若是之前,他们开口就直接叫纪宁做废物和白眼狼了,但现在再借他们十个胆子也不敢对纪宁出言不逊。
“找敬少爷算账?哦,是了,敬少爷住了沁园。”纪府大管家打断地说道,“纪宁是不是被敬少爷打屁滚尿流逃出纪府了?”
说到这里,他不禁露出两分笑容,省了一个麻烦。
“不是的。”那几个家奴丫鬟说道,“是纪宁打了敬少爷,还把敬少爷打得……”
“什么?”纪府大管家脸色突然一变,突然上前一步,一把楸住离他最近的一个丫鬟的衣领口,神色吓人的喝问道,“纪宁那废物还把敬少爷打得怎么样了?”
“……打、打得跪地求饶……”那个丫鬟吓得脸色发白,张口结舌地如实说道,“大管家,不关我们的事,是您派人通知太公的命令,禁止我们对纪宁动手的……”
听到纪敬被纪宁打得当众跪地求饶,纪府大管家只觉得脑门“轰”地一响,如临大祸,整个人无力地放开了那个丫鬟。
虽然禁止下人对纪宁动手是纪泽的命令,但却是由他下达的。他身为纪府大管家,纪宁上门闹事,他是直接处理人,却没有及时赶到现场,监视纪宁,便宜从事,以致纪敬被纪宁殴打得跪地求饶。
堂堂纪府少爷,在自家里被人打得跪地求饶,而且是当着众家奴丫鬟下人,可谓是颜面扫尽,屈辱之极。
虽说纪敬自己软蛋是主要原因,但发生这么严重的事,必须有人担责!
而他就是纪敬和纪敬父母、祖父母等人迁怒怨恨的对象。
…………
入夜,在一个摆设豪华的厅堂里,通火通明,但根本驱除不了这个厅堂的阴暗和压抑。
纪泽坐在铺着紫毛貂皮的紫檀雕鹤太师大椅上,他脚下跪着向他哭诉的纪敬,再往前一丈跪着如临末日的纪府大管家,厅堂大门外则跪着一大片家奴丫鬟。
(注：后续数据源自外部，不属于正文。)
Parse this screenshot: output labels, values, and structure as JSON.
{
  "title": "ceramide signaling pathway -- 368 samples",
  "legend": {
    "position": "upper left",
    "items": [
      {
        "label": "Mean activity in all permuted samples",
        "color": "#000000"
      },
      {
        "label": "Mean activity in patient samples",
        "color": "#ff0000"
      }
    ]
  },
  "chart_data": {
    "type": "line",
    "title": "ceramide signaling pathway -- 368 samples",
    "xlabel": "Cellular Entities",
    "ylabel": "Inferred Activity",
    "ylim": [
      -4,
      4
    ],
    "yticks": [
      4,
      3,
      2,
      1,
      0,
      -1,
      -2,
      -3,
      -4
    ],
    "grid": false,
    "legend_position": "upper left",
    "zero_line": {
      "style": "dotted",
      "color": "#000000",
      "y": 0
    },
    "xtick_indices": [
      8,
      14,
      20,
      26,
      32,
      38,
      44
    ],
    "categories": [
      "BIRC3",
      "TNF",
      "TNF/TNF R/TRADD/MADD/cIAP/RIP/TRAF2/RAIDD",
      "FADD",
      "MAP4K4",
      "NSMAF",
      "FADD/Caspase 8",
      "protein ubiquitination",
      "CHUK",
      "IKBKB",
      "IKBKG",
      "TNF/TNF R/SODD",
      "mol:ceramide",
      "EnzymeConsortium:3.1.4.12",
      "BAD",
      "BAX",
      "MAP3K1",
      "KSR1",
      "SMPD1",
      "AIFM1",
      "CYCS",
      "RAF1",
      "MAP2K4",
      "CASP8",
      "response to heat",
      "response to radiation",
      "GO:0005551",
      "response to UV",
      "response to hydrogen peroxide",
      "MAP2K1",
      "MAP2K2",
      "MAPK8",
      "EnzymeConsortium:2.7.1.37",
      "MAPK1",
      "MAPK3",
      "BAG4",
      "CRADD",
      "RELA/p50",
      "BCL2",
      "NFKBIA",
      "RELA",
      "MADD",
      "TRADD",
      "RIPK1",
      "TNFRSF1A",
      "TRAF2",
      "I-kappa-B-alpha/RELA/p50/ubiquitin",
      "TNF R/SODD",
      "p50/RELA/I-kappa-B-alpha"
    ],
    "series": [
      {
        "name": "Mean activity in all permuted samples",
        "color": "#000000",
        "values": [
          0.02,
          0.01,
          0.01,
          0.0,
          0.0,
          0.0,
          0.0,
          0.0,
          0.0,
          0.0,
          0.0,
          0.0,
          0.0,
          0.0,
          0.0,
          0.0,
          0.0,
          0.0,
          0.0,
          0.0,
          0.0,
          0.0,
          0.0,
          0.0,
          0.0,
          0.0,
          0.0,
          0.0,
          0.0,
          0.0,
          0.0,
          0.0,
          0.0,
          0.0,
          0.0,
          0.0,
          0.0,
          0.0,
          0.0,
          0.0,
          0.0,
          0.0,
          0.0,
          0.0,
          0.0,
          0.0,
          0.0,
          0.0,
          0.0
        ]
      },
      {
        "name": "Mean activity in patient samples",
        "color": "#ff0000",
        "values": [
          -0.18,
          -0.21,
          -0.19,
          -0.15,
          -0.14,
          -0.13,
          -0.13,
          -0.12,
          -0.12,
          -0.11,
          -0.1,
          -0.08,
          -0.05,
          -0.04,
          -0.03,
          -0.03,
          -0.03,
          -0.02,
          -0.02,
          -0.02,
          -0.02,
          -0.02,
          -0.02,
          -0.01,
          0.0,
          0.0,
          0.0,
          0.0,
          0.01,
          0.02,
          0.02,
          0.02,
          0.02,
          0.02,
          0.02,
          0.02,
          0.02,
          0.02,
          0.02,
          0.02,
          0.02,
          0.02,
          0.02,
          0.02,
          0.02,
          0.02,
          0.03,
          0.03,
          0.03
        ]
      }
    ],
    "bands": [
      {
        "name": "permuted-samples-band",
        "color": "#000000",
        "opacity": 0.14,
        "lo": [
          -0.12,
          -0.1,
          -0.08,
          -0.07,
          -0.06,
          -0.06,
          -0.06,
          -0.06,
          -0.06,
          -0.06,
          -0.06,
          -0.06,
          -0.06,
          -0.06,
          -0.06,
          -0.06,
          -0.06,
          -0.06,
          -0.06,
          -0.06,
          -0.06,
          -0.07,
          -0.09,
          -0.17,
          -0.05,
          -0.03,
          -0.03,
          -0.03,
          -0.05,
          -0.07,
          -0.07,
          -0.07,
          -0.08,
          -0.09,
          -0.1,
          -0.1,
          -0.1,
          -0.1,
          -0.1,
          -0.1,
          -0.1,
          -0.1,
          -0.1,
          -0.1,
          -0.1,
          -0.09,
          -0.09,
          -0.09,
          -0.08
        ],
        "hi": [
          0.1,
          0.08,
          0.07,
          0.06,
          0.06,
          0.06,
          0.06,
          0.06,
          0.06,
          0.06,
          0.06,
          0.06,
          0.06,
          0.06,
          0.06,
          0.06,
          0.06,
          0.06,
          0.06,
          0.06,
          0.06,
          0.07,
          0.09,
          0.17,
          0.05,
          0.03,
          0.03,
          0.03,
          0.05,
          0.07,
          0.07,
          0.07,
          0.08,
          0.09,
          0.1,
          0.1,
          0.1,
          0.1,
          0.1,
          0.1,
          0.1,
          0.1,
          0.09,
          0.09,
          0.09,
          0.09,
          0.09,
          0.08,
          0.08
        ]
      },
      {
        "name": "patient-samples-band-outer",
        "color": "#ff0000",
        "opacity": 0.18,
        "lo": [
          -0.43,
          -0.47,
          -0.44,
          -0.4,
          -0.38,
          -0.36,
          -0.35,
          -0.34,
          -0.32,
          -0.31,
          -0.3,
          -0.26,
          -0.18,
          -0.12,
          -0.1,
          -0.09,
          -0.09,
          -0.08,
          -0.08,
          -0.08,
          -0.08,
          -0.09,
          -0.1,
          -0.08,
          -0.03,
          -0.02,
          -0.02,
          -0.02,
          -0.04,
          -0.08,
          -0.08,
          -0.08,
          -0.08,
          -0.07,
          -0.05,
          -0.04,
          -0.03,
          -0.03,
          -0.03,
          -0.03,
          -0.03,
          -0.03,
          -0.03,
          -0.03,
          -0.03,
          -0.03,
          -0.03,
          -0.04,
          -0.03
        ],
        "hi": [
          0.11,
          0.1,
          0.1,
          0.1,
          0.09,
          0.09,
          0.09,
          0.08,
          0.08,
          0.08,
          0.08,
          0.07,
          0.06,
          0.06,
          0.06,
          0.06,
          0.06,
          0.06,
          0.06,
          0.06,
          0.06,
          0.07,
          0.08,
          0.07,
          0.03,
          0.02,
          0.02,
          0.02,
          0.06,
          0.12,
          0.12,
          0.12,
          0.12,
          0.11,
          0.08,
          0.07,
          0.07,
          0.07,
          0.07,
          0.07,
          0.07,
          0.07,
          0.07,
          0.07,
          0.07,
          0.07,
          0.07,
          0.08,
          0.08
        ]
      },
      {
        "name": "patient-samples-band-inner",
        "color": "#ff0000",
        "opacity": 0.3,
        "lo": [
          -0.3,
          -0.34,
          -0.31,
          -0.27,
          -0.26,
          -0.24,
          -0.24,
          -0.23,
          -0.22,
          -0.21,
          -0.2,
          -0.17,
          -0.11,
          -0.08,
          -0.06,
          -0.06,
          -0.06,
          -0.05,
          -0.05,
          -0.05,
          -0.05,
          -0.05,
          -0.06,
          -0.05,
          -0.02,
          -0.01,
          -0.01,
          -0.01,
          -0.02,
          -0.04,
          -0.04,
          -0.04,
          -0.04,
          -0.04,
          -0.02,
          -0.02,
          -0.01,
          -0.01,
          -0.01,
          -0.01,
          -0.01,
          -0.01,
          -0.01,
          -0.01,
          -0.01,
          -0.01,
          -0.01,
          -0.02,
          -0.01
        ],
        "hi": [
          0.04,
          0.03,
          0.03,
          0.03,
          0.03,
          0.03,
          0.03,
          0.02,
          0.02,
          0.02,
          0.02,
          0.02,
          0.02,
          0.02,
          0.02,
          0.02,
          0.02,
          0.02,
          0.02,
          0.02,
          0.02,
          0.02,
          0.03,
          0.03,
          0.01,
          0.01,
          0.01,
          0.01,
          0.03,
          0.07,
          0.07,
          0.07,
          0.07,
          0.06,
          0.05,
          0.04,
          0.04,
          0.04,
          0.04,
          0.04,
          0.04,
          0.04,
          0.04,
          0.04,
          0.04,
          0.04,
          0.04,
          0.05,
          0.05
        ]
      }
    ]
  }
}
偌大的厅堂一片寂静,针落可闻,偶尔响起婴儿手臂粗的蜡烛燃烧时发出的细小“噼啪”响声。
“……太爷爷,您一定要给玄孙儿主持公道啊。”纪敬哭诉地道,“若不能雪此奇耻大辱,玄孙儿干脆直接撞死您脚下,反正没脸见人了……呜呜呜……”
“还有,那帮卑贱的下人,眼睁睁地看着我被折辱却无动于衷,哪里还有半点主辱奴死、上下尊卑之念?每年白花花的银子投到水里尚能响个噗咚,都白养了!”
“今日对我受辱能无动于衷袖手旁观,明日就能对您遇事无动于衷袖手旁观!”纪敬诛心地哭诉道。
“尤其是大管家,他明知道您的命令,却故意不及时赶到沁园,容纪宁那废物肆意殴打折辱我!”
纪府大管家听到这话,眼前一黑,差点当场昏迷了。
他本来还抱有一丝侥幸之心,没想到纪敬非但没放过他,反而比他预想中更迁怒怨恨他。
纪敬还要哭诉时,纪泽终于不耐烦地打断纪敬,说道:“够了,事情经过我已经清楚。”
纪宁上门打纪敬的事,他虽恼,但他更怒纪敬的拙劣表现。